Flávio Bolsonaro Celebra Classificação do PCC e CV como Grupos Terroristas pelo Departamento de Estado dos EUA e Defende Ação nas Redes Sociais.

O senador Flávio Bolsonaro, do Partido Liberal do Rio de Janeiro e pré-candidato à presidência da República, celebrou recentementa a decisão do Departamento de Estado dos Estados Unidos que designou as facções criminosa Primeiro Comando da Capital (PCC) e Comando Vermelho (CV) como “grupos terroristas globais”. A medida foi recebida com entusiasmo por Flávio, que fez questão de manifestar sua satisfação em uma publicação na rede social X. Ele repostou uma mensagem do secretário de Estado americano, Marco Rubio, e enfatizou que se tratou de um “grande dia” para o Brasil.

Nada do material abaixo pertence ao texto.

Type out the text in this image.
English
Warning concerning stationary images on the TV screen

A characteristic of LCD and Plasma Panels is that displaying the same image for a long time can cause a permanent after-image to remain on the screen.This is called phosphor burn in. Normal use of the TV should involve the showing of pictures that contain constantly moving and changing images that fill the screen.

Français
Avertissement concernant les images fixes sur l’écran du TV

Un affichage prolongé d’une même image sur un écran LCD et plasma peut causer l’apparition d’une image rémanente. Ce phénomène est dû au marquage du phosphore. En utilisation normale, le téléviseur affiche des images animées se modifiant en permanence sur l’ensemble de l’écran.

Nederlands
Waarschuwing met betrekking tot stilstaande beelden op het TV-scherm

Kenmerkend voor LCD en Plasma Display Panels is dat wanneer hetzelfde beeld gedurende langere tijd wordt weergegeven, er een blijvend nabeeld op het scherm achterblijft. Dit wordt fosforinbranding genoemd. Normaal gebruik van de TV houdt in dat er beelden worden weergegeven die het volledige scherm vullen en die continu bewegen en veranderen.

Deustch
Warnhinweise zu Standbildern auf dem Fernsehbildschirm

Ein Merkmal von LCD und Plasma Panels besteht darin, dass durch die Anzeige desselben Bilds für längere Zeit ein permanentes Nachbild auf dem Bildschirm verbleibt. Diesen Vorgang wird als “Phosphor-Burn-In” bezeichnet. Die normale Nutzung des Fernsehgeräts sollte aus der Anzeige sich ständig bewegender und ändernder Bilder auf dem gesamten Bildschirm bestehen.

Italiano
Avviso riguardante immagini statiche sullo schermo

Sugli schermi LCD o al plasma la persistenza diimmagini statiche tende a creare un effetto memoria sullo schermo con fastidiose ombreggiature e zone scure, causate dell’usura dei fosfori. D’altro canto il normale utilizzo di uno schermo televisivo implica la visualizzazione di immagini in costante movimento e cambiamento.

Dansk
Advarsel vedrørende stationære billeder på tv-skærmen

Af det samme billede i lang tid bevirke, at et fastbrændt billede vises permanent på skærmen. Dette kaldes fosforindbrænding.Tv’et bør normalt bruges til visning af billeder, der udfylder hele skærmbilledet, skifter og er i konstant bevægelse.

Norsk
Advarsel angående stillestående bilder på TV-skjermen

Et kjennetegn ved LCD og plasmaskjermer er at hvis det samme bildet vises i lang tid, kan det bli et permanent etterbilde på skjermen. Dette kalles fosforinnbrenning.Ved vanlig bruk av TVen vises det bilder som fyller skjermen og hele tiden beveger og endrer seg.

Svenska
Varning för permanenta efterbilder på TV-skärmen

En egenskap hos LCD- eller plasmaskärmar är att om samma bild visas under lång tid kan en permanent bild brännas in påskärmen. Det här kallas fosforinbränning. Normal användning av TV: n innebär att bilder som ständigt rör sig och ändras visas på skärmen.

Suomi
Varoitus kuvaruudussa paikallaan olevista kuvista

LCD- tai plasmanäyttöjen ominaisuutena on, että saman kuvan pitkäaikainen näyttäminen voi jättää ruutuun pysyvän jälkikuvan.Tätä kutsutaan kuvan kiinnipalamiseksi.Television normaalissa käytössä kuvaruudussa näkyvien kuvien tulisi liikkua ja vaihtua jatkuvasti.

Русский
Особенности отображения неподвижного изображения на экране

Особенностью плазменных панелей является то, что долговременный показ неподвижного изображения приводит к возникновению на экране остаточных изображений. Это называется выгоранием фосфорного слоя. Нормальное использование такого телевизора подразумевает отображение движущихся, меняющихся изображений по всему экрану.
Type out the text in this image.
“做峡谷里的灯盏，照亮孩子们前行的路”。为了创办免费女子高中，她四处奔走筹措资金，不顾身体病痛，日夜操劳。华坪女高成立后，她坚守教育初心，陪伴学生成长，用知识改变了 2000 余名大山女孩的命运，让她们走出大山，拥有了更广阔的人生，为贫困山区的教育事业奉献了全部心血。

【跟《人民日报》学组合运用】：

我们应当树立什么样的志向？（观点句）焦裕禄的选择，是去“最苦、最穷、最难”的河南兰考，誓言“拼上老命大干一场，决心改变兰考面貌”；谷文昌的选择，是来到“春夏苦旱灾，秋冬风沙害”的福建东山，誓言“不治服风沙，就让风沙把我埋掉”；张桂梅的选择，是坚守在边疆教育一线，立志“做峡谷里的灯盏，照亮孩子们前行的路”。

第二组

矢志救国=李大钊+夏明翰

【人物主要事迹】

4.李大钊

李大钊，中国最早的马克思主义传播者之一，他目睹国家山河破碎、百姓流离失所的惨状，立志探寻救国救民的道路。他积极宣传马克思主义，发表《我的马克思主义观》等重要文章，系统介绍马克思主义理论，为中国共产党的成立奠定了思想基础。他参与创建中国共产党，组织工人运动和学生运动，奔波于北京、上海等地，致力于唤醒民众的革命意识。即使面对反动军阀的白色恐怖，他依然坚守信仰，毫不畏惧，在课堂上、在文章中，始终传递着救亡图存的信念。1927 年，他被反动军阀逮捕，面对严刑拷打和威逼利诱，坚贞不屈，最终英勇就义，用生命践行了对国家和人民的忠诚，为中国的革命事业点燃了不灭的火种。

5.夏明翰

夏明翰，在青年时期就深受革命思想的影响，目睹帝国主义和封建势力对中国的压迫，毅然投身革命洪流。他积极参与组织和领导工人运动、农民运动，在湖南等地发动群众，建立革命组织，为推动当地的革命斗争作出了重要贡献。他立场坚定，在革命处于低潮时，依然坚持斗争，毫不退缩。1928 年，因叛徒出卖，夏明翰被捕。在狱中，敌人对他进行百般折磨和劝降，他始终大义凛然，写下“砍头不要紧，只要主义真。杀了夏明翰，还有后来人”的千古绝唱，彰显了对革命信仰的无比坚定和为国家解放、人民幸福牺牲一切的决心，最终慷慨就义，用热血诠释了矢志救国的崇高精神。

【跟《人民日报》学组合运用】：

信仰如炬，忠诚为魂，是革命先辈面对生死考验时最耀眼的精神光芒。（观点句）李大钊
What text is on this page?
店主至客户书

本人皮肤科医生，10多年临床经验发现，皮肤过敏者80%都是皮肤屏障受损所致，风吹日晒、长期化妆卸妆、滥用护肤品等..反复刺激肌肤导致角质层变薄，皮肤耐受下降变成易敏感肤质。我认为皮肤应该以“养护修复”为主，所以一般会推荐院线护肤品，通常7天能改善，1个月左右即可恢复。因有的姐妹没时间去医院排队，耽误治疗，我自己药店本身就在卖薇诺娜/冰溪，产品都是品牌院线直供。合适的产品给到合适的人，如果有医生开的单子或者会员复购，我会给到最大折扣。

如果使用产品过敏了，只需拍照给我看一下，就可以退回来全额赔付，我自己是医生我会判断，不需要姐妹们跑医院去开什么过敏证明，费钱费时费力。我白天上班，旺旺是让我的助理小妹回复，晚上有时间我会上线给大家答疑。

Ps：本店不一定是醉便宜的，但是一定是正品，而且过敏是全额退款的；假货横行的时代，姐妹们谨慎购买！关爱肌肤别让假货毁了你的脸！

Em um vídeo publicado em suas redes sociais, o senador comemorou a nova classificação e alegou que sua recente visita à Casa Branca, realizada na última terça-feira, foi crucial para que esse reconhecimento fosse concretizado. Flávio expressou sua determinação ao afirmar: “Fui trabalhar para eles serem tratados como terroristas, que é o que eles são”, destacando seu papel na obtenção deste posicionamento por parte dos EUA. Ele também aproveitou a oportunidade para agradecer a Marco Rubio e ao ex-presidente Donald Trump pela rapidez com que atenderam ao seu pedido.

Entretanto, a equação entre facções criminosas e terrorismo gera um debate acalorado. Durante o I Fórum Internacional de Segurança em Moscou, o assessor-chefe da Presidência, Celso Amorim, defendeu que o combate ao crime organizado deve ser intenso e decidido, mas fariam uma ressalva importante: equiparar o crime organizado ao terrorismo não é uma abordagem eficaz. Amorim explicou que, embora ambos necessitem de estratégias de combate, compreender as motivações que impulsionam essas ações é fundamental para um enfrentamento mais eficaz dos diferentes tipos de crime.

Complementando essa visão, Ignacio Cano, professor do Departamento de Sociologia da Universidade do Estado do Rio de Janeiro (UERJ) e coordenador do Laboratório de Análise da Violência, apontou que a criminalidade no Brasil busca principalmente o lucro e não tem como objetivo a derrubada de governos. Para Cano, tratar facções criminosas como terroristas não se justifica, uma vez que os fins e os motivos das duas formas de ação são profundamente distintos.

Diante desse cenário, a nova classificação atribuída pelo governo dos EUA suscita debates sobre sua eficácia e as reais implicações para o combate ao crime organizado no Brasil. O assunto continua a gerar opiniões divergentes, refletindo a complexidade do problema da violência e criminalidade no país.